I cannot promise a better post next time, but I will sure try.
Whoever mentioned doing a story on my dentist did not have a bad suggestion--
he IS an alumnus, after all!
And a former Chronicle reader, to boot.
I also loved amusing's suggestion for a story, but...
since I'm supposed to be doing theatre previews, articles, and reviews, I don't think that'll really fly.
And it's precisely why I have no desire to be a journalist.
The news has always frightened and baffled me--
the collection of it, the presentation of it.
I'm pretty sure it was just last week that I was proudly declaring that I should change my major to journalism because it was my true calling,
seriously, who's slipping me the Crazy Pills?
Is it the same person who's giving me Memory Loss and Weight Gain Pills????
Ok, well, that was my hot date on the phone.
She'll be here shortly, to escort me to tonight's play.
Do not let the fact that she's a former lesbian influence your interpretation of those statements.
Unless your name starts with a....
Oh, I suppose I should mention how I've spent my day:
luxuriously swaddled in high thread-count sheets, in enough positions to make your head spin.
Well, they made MY head spin.
Almost blacked out at one point.
there were also movies and breakfast-in-bed and a bath for me/nap for him.
We haven't had a gooood lazy day in a while,
and we needed it.
I got home yesterday and the truck was not in the driveway.

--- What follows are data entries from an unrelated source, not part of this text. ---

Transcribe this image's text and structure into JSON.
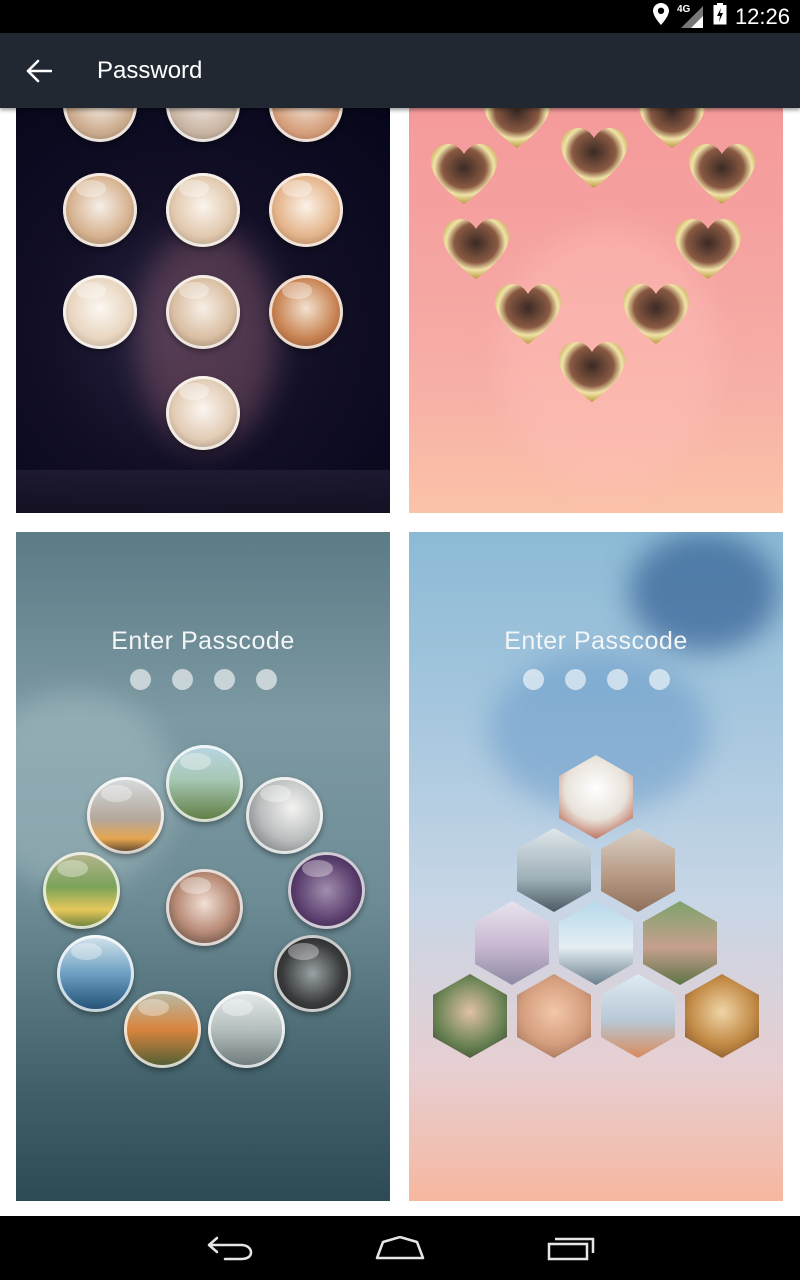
{
  "status_bar": {
    "time": "12:26",
    "network": "4G"
  },
  "app_bar": {
    "title": "Password"
  },
  "themes": [
    {
      "name": "dog-bubbles"
    },
    {
      "name": "baby-hearts"
    },
    {
      "name": "glass-bubbles",
      "title": "Enter Passcode",
      "dots": 4
    },
    {
      "name": "hexagon-photos",
      "title": "Enter Passcode",
      "dots": 4
    }
  ],
  "icons": {
    "back": "arrow-left-icon",
    "location": "location-pin-icon",
    "signal": "cell-signal-icon",
    "battery": "battery-charging-icon",
    "nav_back": "nav-back-icon",
    "nav_home": "nav-home-icon",
    "nav_recents": "nav-recents-icon"
  },
  "colors": {
    "app_bar": "#222831",
    "status_bar": "#000000",
    "nav_bar": "#000000"
  }
}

I was slammed in the gut with a brief urge to puke, but it passed as soon as I realized hubby had probably just taken it for some cargo-related errand, but...
This morning we were watching VH1 Classic and Quiet Riot, "Cum on Feel the Noise" came on.
I didn't cry, but I was sucked into reminiscing about the funeral.
I guess I shouldn't be surprised that I am so emotional about this...
I'm a deep-feeler.
And it's strange but I really like crying.
It's when I think about him without feeling sad that I get freaked out.
I panic--"why doesn't it feel like he's gone?"
Oh, I also took the opportunity of a long drive last night to cry loudly.
Hadn't done that before.
It felt good to let out the barking sobs and suspiciously wail-like sounds.
And meanwhile I keep putting off sending an email to all the brothers to ask them for (content) contributions to the book I'm making.
Hey, you're welcome!
If I can bring anyone down on a Saturday night, that just makes my day.
I think I need to start a blog for my thoughts on him.
Ok, maybe I already started one...
I just need to get un-lazy and use it.
Do you even know how hard it is to post to more than one blog????
it's like...so crazy, that you have to add extra syllables--
Trust me, it's nearly impossible.
I have like 8 with this account, and I
I don't want to hear your success stories, so keep 'em.
In fact, keep the damn things
Or on, I dont' really care.
Be cheerful, too.
I'm going to go enjoy a super fun play with a super fun friend.